It's been over two months since Google gave Nexus 5 and Nexus 7 owners a chance to tinker with the upcoming L release of Android, in what has been the biggest beta test in Android's short history. With all of us waiting on a release sometime in the fourth quarter of 2014, it's gratifying to know that the powers that be are hard at work getting Android L ready for primetime. If the latest updates to the public issue tracker are accurate, some of the biggest and most critical bugs in Android L have been patched.

The most dramatic of these is the Nexus devices' inability to send or receive MMS messages through the default Hangouts app. This only seems to happen on the American carriers AT&T and T-Mobile. Apparently the issue has been resolved: the final message from yesterday reads "The development team has fixed the issue you have reported. This change will be available as part of the next public release," and the status of the bug has been changed to "fixed." According to the letter of the message, you shouldn't expect to see the fix for this problem until Android L is published in its final form.

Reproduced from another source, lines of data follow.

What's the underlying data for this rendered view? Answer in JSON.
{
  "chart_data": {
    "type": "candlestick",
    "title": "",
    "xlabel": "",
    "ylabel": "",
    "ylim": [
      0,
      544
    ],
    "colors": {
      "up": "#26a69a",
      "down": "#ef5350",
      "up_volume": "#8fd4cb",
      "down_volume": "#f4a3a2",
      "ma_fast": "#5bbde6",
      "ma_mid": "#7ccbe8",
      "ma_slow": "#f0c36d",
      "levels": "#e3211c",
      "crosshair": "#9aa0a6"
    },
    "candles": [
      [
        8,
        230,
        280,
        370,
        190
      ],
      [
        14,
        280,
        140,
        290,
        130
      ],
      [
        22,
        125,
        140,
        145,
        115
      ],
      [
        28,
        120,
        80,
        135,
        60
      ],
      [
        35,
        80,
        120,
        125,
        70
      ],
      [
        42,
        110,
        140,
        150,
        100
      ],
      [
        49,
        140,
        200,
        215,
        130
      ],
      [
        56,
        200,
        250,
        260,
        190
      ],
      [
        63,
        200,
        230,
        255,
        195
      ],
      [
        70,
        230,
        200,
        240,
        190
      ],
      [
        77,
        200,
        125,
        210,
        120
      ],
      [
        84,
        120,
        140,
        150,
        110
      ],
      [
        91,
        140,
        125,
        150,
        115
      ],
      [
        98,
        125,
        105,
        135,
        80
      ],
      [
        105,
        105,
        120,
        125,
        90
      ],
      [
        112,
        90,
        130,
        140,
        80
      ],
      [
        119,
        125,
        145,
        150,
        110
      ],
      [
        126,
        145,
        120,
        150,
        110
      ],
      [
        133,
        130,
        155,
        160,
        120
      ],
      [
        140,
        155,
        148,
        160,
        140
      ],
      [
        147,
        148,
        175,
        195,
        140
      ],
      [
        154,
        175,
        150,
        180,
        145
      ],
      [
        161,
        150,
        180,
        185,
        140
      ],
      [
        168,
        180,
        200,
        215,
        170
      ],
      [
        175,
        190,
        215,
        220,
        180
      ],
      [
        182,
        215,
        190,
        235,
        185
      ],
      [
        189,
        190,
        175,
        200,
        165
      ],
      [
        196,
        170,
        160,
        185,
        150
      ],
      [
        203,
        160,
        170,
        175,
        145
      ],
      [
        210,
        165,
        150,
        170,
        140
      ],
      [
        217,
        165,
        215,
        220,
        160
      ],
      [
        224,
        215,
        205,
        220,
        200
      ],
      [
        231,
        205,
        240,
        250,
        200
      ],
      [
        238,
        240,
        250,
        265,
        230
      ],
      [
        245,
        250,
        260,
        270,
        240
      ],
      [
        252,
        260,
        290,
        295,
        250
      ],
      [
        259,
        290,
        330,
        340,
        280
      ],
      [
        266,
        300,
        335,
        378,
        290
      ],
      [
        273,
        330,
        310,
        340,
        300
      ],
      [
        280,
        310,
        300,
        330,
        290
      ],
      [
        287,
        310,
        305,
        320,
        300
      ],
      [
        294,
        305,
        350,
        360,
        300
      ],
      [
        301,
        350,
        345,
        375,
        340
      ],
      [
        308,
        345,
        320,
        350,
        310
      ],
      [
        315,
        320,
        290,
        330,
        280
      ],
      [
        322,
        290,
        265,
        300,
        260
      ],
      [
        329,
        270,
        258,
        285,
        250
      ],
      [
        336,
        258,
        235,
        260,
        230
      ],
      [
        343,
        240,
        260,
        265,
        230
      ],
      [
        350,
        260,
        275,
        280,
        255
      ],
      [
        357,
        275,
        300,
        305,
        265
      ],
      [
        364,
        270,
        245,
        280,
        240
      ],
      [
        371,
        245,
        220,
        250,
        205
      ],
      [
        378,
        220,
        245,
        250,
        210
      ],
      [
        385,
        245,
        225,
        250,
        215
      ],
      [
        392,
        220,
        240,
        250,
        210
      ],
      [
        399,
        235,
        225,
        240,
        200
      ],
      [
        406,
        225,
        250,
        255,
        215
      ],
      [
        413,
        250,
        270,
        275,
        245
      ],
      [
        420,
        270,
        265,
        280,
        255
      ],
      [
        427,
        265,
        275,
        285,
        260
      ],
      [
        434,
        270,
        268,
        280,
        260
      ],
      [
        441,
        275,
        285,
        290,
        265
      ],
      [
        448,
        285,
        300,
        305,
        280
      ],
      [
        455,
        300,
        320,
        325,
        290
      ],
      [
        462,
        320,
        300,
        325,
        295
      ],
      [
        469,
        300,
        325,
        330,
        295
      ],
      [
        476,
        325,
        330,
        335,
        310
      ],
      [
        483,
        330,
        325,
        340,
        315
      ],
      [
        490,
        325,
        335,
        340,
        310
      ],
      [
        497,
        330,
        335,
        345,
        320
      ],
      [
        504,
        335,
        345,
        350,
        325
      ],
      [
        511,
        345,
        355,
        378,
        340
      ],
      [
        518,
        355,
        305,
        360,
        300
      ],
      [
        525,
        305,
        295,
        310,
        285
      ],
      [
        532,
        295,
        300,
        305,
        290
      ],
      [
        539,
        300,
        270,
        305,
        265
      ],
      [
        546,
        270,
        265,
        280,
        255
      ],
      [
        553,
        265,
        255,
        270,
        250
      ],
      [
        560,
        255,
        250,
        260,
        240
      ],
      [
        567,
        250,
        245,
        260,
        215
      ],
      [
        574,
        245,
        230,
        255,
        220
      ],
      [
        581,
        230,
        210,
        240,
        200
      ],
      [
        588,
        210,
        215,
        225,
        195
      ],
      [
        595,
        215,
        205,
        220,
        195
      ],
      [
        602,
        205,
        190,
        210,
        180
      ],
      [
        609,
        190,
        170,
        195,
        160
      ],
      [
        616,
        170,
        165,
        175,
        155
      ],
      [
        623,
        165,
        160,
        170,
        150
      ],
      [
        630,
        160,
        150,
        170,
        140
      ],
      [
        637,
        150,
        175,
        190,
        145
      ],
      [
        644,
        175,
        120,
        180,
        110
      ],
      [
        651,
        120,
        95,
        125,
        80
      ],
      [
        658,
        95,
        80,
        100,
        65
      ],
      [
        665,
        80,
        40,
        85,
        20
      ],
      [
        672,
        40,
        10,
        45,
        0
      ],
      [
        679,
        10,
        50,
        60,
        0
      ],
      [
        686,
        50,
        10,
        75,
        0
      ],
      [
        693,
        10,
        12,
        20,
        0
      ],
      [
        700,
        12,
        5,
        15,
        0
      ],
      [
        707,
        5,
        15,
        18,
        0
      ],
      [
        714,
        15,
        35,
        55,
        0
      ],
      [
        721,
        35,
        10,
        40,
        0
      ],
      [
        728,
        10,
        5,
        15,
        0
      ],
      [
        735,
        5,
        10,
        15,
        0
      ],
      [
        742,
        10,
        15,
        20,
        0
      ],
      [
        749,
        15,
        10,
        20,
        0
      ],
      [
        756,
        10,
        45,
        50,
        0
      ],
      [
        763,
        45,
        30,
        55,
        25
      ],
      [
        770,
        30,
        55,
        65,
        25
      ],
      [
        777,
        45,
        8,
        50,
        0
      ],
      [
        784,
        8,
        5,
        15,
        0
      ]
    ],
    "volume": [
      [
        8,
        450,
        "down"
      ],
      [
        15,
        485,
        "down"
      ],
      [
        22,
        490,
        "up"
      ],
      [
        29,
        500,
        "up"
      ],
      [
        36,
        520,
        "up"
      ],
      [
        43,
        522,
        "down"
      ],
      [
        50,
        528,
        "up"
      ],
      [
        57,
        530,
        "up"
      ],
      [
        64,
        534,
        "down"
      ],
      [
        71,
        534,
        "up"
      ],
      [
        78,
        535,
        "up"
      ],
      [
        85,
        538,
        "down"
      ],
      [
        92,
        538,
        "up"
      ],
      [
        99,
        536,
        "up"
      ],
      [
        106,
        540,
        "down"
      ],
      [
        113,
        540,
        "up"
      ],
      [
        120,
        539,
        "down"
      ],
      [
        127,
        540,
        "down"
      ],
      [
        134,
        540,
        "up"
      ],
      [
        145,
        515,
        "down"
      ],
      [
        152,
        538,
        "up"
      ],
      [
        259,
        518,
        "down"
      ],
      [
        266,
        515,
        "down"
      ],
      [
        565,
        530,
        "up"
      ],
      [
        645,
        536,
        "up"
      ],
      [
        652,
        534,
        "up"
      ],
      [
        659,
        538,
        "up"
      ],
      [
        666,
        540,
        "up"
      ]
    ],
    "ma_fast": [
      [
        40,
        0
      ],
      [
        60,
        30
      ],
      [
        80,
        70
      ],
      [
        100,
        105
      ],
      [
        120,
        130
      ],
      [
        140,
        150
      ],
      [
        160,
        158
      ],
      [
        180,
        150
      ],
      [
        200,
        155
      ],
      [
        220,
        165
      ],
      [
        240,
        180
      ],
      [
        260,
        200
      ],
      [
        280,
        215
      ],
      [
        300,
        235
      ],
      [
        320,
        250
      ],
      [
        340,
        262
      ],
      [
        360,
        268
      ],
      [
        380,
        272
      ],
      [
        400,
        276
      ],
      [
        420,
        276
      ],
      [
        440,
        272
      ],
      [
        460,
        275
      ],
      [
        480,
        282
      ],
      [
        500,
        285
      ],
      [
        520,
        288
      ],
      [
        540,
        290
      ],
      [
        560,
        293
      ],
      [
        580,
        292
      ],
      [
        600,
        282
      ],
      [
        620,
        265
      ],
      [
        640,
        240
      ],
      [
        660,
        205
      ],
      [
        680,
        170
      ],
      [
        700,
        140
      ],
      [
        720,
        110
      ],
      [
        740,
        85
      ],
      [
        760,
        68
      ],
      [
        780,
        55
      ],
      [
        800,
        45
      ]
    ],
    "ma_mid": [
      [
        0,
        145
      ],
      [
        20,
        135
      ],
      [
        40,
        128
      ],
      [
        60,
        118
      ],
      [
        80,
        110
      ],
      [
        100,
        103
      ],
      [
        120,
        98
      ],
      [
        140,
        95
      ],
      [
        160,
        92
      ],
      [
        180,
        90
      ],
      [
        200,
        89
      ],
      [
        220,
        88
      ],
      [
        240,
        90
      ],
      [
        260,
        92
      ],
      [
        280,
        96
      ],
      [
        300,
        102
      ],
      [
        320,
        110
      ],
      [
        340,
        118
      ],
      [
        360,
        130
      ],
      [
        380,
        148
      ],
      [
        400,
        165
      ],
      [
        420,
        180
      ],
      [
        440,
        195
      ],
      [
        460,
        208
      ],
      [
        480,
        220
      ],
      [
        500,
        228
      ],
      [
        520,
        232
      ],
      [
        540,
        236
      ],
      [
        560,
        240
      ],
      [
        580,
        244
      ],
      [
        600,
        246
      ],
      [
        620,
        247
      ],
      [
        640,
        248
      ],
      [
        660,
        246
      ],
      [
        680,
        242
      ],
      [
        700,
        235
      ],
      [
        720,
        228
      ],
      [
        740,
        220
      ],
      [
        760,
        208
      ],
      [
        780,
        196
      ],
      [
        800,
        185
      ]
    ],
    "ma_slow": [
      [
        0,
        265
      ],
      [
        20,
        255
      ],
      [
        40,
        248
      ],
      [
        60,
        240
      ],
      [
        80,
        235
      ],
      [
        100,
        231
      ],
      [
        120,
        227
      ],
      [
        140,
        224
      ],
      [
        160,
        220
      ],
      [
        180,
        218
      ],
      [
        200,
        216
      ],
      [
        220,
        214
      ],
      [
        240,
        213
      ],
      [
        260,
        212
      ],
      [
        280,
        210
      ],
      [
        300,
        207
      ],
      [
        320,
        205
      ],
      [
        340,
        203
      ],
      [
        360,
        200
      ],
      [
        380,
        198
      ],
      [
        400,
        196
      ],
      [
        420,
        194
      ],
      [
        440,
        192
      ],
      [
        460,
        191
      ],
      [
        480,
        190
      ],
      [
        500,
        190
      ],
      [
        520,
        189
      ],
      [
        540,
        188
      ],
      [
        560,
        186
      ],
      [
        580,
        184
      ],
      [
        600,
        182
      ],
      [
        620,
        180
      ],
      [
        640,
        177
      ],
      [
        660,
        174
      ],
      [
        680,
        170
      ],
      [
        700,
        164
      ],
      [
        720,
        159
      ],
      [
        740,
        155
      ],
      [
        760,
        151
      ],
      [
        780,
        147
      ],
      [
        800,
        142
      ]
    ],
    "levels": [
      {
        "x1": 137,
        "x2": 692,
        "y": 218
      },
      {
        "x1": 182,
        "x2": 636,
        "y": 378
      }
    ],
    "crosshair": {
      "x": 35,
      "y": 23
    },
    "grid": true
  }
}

Thirteen other bugs have been marked as "fixed" in the last 24 hours, with the same indication that they'll be changed in the release build. They range from the annoying (missing emoji, the dialpad's 7 replaced with an "S") to the crippling (lockscreen hangs, absent notifications). You can see all of them, as well as nine more bugs marked "fixed" back in July, by using a filter on the developer preview hub of Code.Google.com. There are still hundreds of bugs that need fixing between now and release time.

We still don't know exactly when a public release of Android L will be available, or indeed, what new hardware or capabilities Google will show off when it comes. (Or what they'll call it.) But given the company's propensity for showing new developer phones in October or November of the last three years, we can reasonably expect something in the next couple of months.